Site Safety, Construction ContractsManaging Risk of Site Safety and Contracts with Municipalities

In only limited circumstances can employees sue their employers in court in an attempt to recover for injuries incurred on a job site. Instead, employees injured on the job must make a claim under their state’s workers’ compensation system to recover from their employers. If the injuries are serious or if there is a death, that employee or their estate may then look to others for additional recovery.

“Others” may include design professionals.

For example, in a common construction accident scenario, an employee of the contractor is injured while working to excavate a trench. After recovering from the contractor, the construction worker then sues the design professional alleging that it had responsibility for the safety of the job site and contends that the design professional failed to fulfill that responsibility. The injured construction worker may also claim that the design professional was responsible for making sure that the contractor followed OSHA requirements for construction site safety including sheeting and shoring.

If this project’s contract documents include industry standard language, the contract for professional services and the construction contract and general conditions should clearly articulate that construction job site safety is solely the responsibility of the general contractor.
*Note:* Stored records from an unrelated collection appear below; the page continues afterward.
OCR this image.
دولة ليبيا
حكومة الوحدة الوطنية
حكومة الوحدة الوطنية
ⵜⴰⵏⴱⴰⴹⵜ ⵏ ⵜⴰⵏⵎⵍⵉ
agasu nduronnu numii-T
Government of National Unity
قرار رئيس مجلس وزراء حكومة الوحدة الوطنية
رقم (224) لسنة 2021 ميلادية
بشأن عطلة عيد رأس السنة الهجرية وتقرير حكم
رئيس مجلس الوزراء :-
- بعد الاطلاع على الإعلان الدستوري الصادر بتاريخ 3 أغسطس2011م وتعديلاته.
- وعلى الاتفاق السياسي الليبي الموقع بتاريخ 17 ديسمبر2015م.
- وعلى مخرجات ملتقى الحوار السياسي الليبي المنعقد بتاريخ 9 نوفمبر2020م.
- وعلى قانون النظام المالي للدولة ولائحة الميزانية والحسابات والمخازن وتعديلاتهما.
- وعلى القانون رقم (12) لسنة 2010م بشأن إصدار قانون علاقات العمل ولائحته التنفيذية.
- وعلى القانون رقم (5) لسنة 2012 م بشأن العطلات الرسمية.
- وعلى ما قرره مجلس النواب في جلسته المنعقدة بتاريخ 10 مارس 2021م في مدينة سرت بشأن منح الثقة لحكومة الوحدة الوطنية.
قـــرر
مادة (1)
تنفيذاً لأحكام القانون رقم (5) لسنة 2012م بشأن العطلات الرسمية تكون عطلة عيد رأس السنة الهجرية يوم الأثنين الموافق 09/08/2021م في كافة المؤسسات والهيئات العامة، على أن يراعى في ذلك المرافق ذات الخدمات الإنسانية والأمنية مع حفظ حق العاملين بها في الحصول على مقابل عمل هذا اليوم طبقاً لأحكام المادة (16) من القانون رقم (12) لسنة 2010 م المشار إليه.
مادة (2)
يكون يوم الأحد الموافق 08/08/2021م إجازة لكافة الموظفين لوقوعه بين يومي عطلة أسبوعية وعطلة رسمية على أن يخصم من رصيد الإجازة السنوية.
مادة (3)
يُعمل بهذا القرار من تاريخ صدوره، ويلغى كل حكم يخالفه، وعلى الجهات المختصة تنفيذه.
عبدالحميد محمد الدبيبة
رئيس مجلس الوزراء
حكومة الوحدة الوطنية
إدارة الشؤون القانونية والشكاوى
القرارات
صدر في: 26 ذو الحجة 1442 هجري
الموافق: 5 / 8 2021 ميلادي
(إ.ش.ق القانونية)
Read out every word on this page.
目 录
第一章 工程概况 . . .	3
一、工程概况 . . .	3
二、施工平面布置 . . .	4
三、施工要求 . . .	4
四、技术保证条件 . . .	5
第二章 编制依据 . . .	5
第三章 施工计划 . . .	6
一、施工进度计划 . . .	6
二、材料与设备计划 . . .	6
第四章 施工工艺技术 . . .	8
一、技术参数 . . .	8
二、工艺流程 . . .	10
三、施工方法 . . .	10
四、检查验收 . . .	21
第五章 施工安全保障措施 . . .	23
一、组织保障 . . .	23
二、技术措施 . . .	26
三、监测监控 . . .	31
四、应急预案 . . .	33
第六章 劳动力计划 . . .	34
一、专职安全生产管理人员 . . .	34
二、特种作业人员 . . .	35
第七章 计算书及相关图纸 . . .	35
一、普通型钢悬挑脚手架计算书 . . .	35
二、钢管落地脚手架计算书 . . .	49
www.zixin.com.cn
Additionally, the contracts should also include language requiring the general contractor to indemnify the design professional and the project owner if either are sued for a worker’s injuries that were ultimately caused by the general contractor’s negligence. Assuming such language was included, the design professional would be able to bring its own claim against the general contractor for indemnity and recover any amounts that may have been paid to the injured worker and potentially for any amounts spent on attorney’s fees.

The above scenario likely sounds familiar. It is a fairly typical scenario for construction site injuries or death that may involve the design professional. However each situation is unique including those situations where the project owner and the general contractor are essentially one and the same. For example, it is not uncommon for small municipalities to be unable to afford or justify having full time design professionals on staff. Those municipalities instead may contract with a local design professional to provide professional services on an as-needed basis and pay that local design professional a fee rather than a salary. The municipality occupies the position of owner in this situation, but it may also occupy the position of general contractor in this scenario.

For example, if the municipality asks a design professional that is contracted to provide engineering services for a new water line system, and then the employees of the municipality’s water department do the manual labor of installing the new water lines, the municipality is occupying both the position of project owner and contractor. In this situation the design professional should make sure that the applicable contracts take into account the dual role of the municipality. Many contracts only contemplate the project owner-design professional relationship. They outline the responsibilities of the design professional, including attendance at government meetings, work on municipal planning issues, the updating of plans, etc., and they provide the fee structure under which the design professional will be paid. The contracts however may fail to set out the municipality’s obligations when it acts as its own general contractor, including its sole responsibility for its own employees’ safety while working on municipal projects. These contracts may also fail to clearly state that the design professional has no responsibility for construction site safety and to provide that the design professional will be indemnified if sued by a municipal employee for injuries that were actually caused by the municipality’s negligence such as the its failure to use proper shoring while its employees were doing trench work.

Without this important language, the design professional may find itself one of or even the sole defendant in a lawsuit facing allegations that the design professional should have made sure proper shoring was used. The municipality, as the employer of the injured worker, will be protected from suit by the employee by workers’ compensation laws. As such, absent this important language in the municipality’s contract with the design professional, the design professional would have no ability to include the municipality in the lawsuit or to seek reimbursement for any amount it may ultimately have to pay to the injured worker or for the design professional’s defense. When working for a governmental entity (or any other client) that is acting as both owner and general contractor, consult with your legal advisor to make sure that both roles are adequately taken into account in the professional services contract. The failure to do so can create significant problems in the future.